La idea que une a la Pascua cristiana a la Pascua popular es el estrecho vínculo existente entre el principio y el fin, entre la muerte y la resurrección.

"La Pascua Florida es una fiesta íntima porque se dirige al mundo interno del hombre, ofreciéndole una gran posibilidad de renovarse espiritualmente y de participar en el misterio de la Resurrección. Es la fiesta en la que el hombre contemporáneo, rodeado del consumo y de la falta de fe, encuentra mucha sabiduría. Por ejemplo, la vieja experiencia de que la luz se conoce mediante la oscuridad, la alegría mediante la pena y que el sufrimiento a menudo augura un tiempo mejor".

 

A diferencia de la Navidad que tiene su precursor en los festejos del solsticio de invierno, la Pascua Florida no tiene raíces paganas. Sin embargo, la etnóloga Vera Frolcová advierte sobre un rico y amplio abanico de costumbres y tradiciones populares practicadas durante la Pascua que no tienen nada que ver con el cristianismo, pero que no le contradicen. "En este sentido se puede hablar de Pascua cristiana y Pascua popular", precisa Vera Frolcová.

"La Pascua se celebra a principios de la primavera cuando las labores agrícolas empiezan y cuando el ganado se saca a pastar después del invierno. Y el hombre siempre ha atribuido a ello un significado extraordinario, tratando de proteger su suelo y ganado con medios tanto prácticos como cultuales. Por ello la gente se regala en ese período retoños verdes, se azota con ellos o los lleva a bendecir a la iglesia. Por ello solía lavarse con el agua de manantiales antes de salir el sol o besar la tierra. Por ello se regalan huevos como símbolo de la fecundidad y se recorren las calles con carracas o matracas para desechar el mal".

Aunque todas esas costumbres no se basan en el legado bíblico, le enriquecen. Son testimonio de una visión muy optimista de la vida de nuestros antepasados, de su profundamente arraigada fe en la continuidad de la vida, señala Vera Frolcová.

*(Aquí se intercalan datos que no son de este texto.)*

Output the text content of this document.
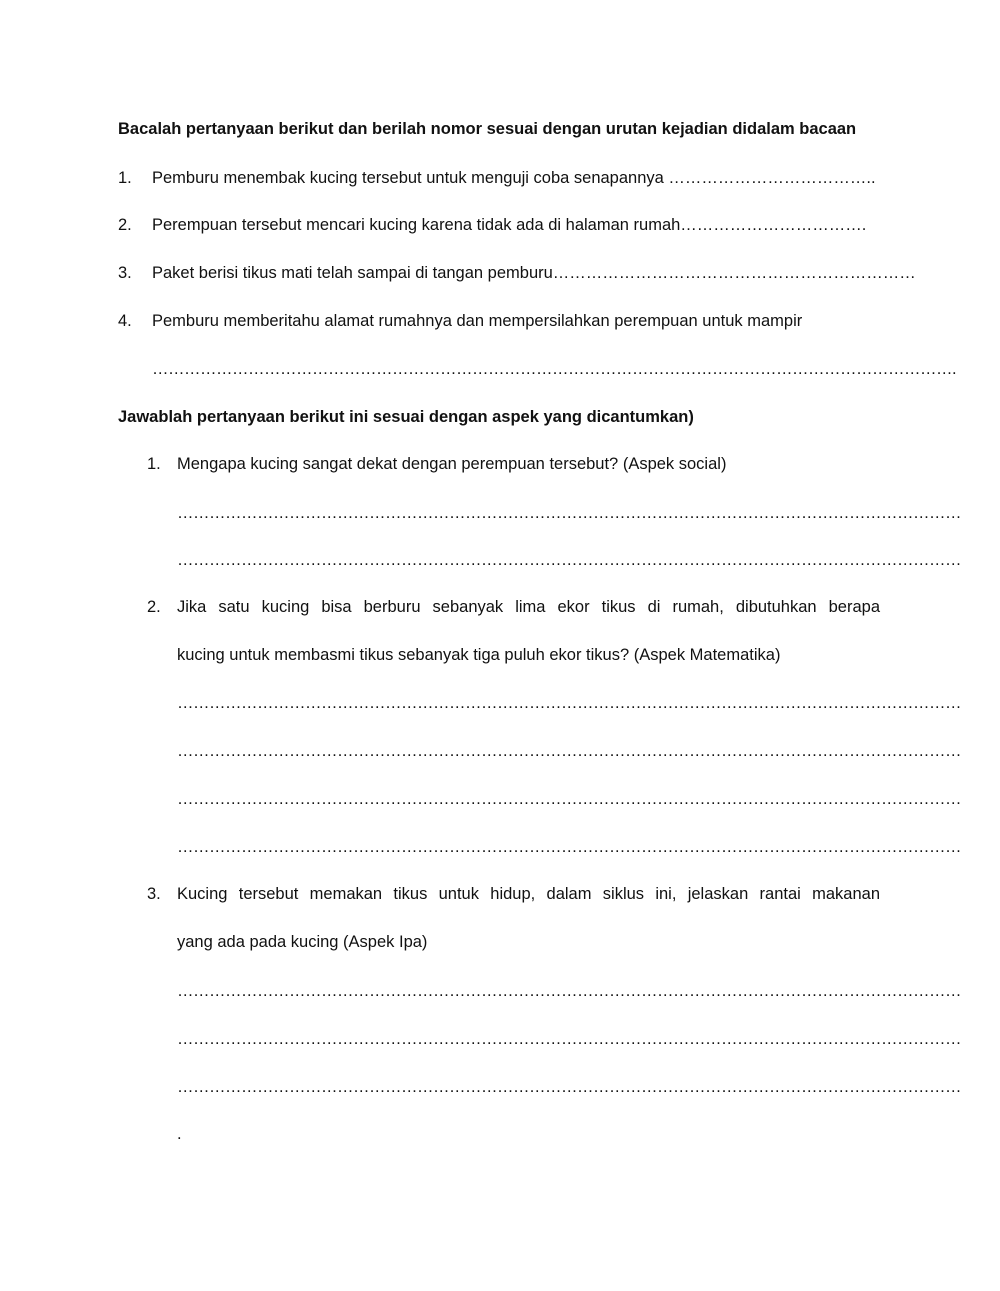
Bacalah pertanyaan berikut dan berilah nomor sesuai dengan urutan kejadian didalam bacaan
1. Pemburu menembak kucing tersebut untuk menguji coba senapannya ………………………………..
2. Perempuan tersebut mencari kucing karena tidak ada di halaman rumah…………………………….
3. Paket berisi tikus mati telah sampai di tangan pemburu…………………………………………………………
4. Pemburu memberitahu alamat rumahnya dan mempersilahkan perempuan untuk mampir
…………………………………………………………………………………………………………………………………….
Jawablah pertanyaan berikut ini sesuai dengan aspek yang dicantumkan)
1. Mengapa kucing sangat dekat dengan perempuan tersebut? (Aspek social)
…………………………………………………………………………………………………………………………………
…………………………………………………………………………………………………………………………………
2. Jika satu kucing bisa berburu sebanyak lima ekor tikus di rumah, dibutuhkan berapa
kucing untuk membasmi tikus sebanyak tiga puluh ekor tikus? (Aspek Matematika)
…………………………………………………………………………………………………………………………………
…………………………………………………………………………………………………………………………………
…………………………………………………………………………………………………………………………………
…………………………………………………………………………………………………………………………………
3. Kucing tersebut memakan tikus untuk hidup, dalam siklus ini, jelaskan rantai makanan
yang ada pada kucing (Aspek Ipa)
…………………………………………………………………………………………………………………………………
…………………………………………………………………………………………………………………………………
…………………………………………………………………………………………………………………………………
.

"El ejemplo más ilustre y típico de la simbiosis entre la Pascua cristiana y las tradiciones populares en el ambiente checo es la oración al pie del árbol que une en sí el sacrificio no cristiano a la Naturaleza y la oración que Jesucristo hizo el Jueves Santo en el Monte de los Olivos. Y el texto de la oración que los checos suelen pronunciar al pie del árbol es muy bonito: Agua limpia, estás corriendo de las heridas de Señor Nuestro, bañando las orillas y las piedras, baña también a mi alma pecadora".

 

Dado que no se conoce la fecha exacta de la Última cena de Jesucristo, el Concilio de Nikai en el año 325 después de Cristo estableció que la Pascua se conmemoraría siempre el primer domingo después del primer plenilunio primaveral. Es decir que celebramos la Pascua entre el 22 de marzo y el 25 de abril.

La etnóloga checa Vera Frolcová indica que para la Pascua Florida es típico un largo período de preparación vinculado con la abnegación y la penitencia, la Cuaresma, que empieza el Miércoles de Ceniza.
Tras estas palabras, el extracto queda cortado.